Although obtaining a key is a difficult and resource-intensive process for an attacker, it is possible.
Configuration File Sniffing (CFS)
See Sniffing attacks
Content Management System (CMS)
A Content Management System is an application for webdevelopers which they can use to build a fully functional website, it typically contains functionalities like allowing visitors to comment on a (blog)post, to like a blogpost etc. But for webdevelopers it also often contains many handy tools like easy image-including, font-management etc. Well-known CMS's are Wordpress, Joomla and Drupal.
When a certain functionality is wanted by the webdeveloper and not standard-available, he sometimes can install a (third-party) plugin to add this to his website, this is easy because the website-developer doesn't have to write all the source-code himself ánd just like the CMS itself, the plugin is mostly well-maintained and safe to use.
Risks: not all CMS-plugins are being regularly maintained and updated, this is where hackers can be able to find vulnerabilities and without knowing, the webdeveloper publishes a dangerous script which can harm the visitors. Therefore: webdevelopers always need to make 100% sure that the CMS ánd the plugins they use are safe and regularly updated (which is not always the case).

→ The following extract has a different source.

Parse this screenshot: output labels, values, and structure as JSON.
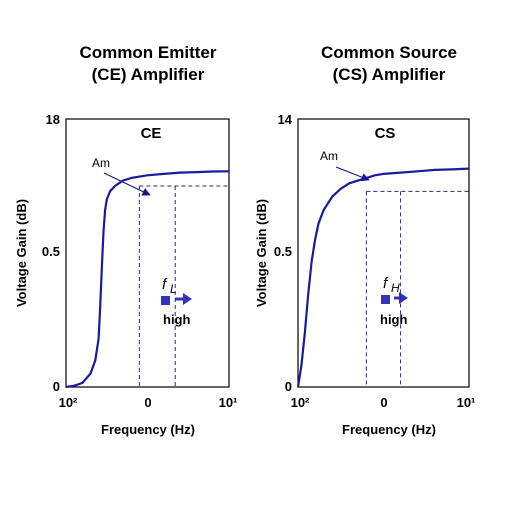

Conversation eavesdropping
Conversation eavesdropping is a type of network attack where an intruder secretly and explicitly reads (text / e-mail) messages sent between devices. The attacker typically does not want to get noticed so he stays as low-profiled as possible and doesn't change anything in the devices' file-systems. This way the intruder can learn about you or your organization and use this information to find ways to do harm.
Cookies
A cookie is more formally known as an HTTP cookie, a web cookie, an Internet cookie, or a browser cookie. Cookies are typically text files that can provide information about your browsing behavior. It's how you automatically get logged in on sites you've already visited for example. But on the other hand, cookies are part of the advertising ecosystem that knows which advertisements are most likely to draw your attention.
Session cookies stick around as long as you're browsing a site, tracking what you're doing but disappearing when you leave.
Authentication cookies check whether you're logged into that site, and how you identify yourself when you do log in.
Tracking cookies stay on your computer to gradually build a record of your interactions with a given site.
First-party cookies are placed by the site itself, typically for its own use.
Third-party tracking cookies can cause security concerns, since they make it easier for parties you can't identify to watch where you are going and what you are doing online. They might be placed by an advertising network that can watch you on multiple sites and build a rich profile of you.
Supercookies aren't stored on your device: they're inserted at the network level by your service provider.
An evercookie is a JavaScript application programming interface (API) that identifies and reproduces intentionally deleted cookies on your browser.
A zombie cookie is a cookie that recreates itself after being deleted, making zombie cookies tough to manage.
Under normal circumstances, cookies cannot transfer viruses or malware to your computer, because the data in a cookie doesn’t change, it has no way to affect how your computer runs. However, some viruses and malware may be disguised as cookies. For instance: supercookies can be a potential security concern, and many browsers offer a way to block them.